?Yesterday’s Trading:
The euro/dollar renewed its maximum of 1.0804 to 1.0887. The euro’s strengthening was facilitated by two factors: a fall in American stock indices and in oil prices after the US Ministry for Energy published its oil reserve report.
The DIJA closed down by 364.81 points (-2.21%) to 16,151.41 by yesterday’s close. The S&P 500 closed down by 48.40 points (-2.50%) at 1,890.28. The Nasdaq Composite closed down by 159.9 points (-3.41%) at 4,526.1.
US oil reserves in the week ending 8th January were up by 0.2 million barrels to 482.6 million barrels. The rise is only slight, but oil extraction and petrol reserves were also up.
Main news of the day (EET):
Market Expectations:
Thursday’s events of the day are the BoE meeting and ECB minutes. I made a forecast, but it’s hard to tell what the reaction of the crosses will be to the news.
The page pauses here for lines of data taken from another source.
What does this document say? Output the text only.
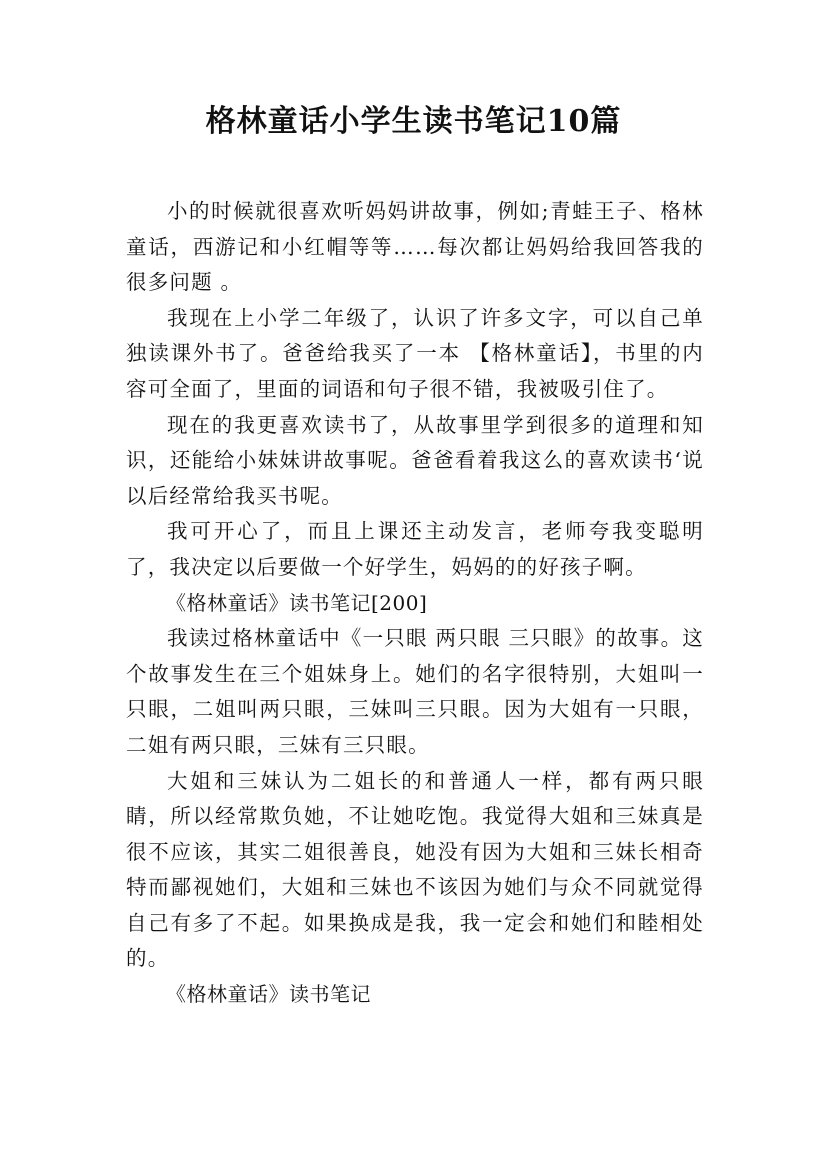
格林童话小学生读书笔记10篇

小的时候就很喜欢听妈妈讲故事，例如;青蛙王子、格林童话，西游记和小红帽等等……每次都让妈妈给我回答我的很多问题 。

我现在上小学二年级了，认识了许多文字，可以自己单独读课外书了。爸爸给我买了一本 【格林童话】，书里的内容可全面了，里面的词语和句子很不错，我被吸引住了。

现在的我更喜欢读书了，从故事里学到很多的道理和知识，还能给小妹妹讲故事呢。爸爸看着我这么的喜欢读书‘说以后经常给我买书呢。

我可开心了，而且上课还主动发言，老师夸我变聪明了，我决定以后要做一个好学生，妈妈的的好孩子啊。

《格林童话》读书笔记[200]

我读过格林童话中《一只眼 两只眼 三只眼》的故事。这个故事发生在三个姐妹身上。她们的名字很特别，大姐叫一只眼，二姐叫两只眼，三妹叫三只眼。因为大姐有一只眼，二姐有两只眼，三妹有三只眼。

大姐和三妹认为二姐长的和普通人一样，都有两只眼睛，所以经常欺负她，不让她吃饱。我觉得大姐和三妹真是很不应该，其实二姐很善良，她没有因为大姐和三妹长相奇特而鄙视她们，大姐和三妹也不该因为她们与众不同就觉得自己有多了不起。如果换成是我，我一定会和她们和睦相处的。

《格林童话》读书笔记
The euro/dollar was trading around 1.0895 at 6:39 EET. The day closed with a pinbar, so prepare yourselves for a renewal of the 1.0969 maximum in the coming days. In my forecast I’ve gone for a rebound to the LB and then a strengthening of the euro to 1.0915. If the euro will strengthen straight up, we should expect to hit 1.0969 today. The Chinese indices are in the negative and the yuan is down.
Technical Analysis:
The eurobulls have been defending the 1.0800 level. The pair has bounced 90 points from it and there are ongoing attempts in Asia to test the solidity of 1.0900. In my forecast I’ve gone for a rebound to the LB and then a growth. The euro could head straight up since the Chinese indices are in the red zone. The European indices could fall from trade opening in a show of solidarity with the Chinese. The euro/dollar will shift up sharply, so look to sell the euro only at 1.0969 (U3 and 11th January maximum).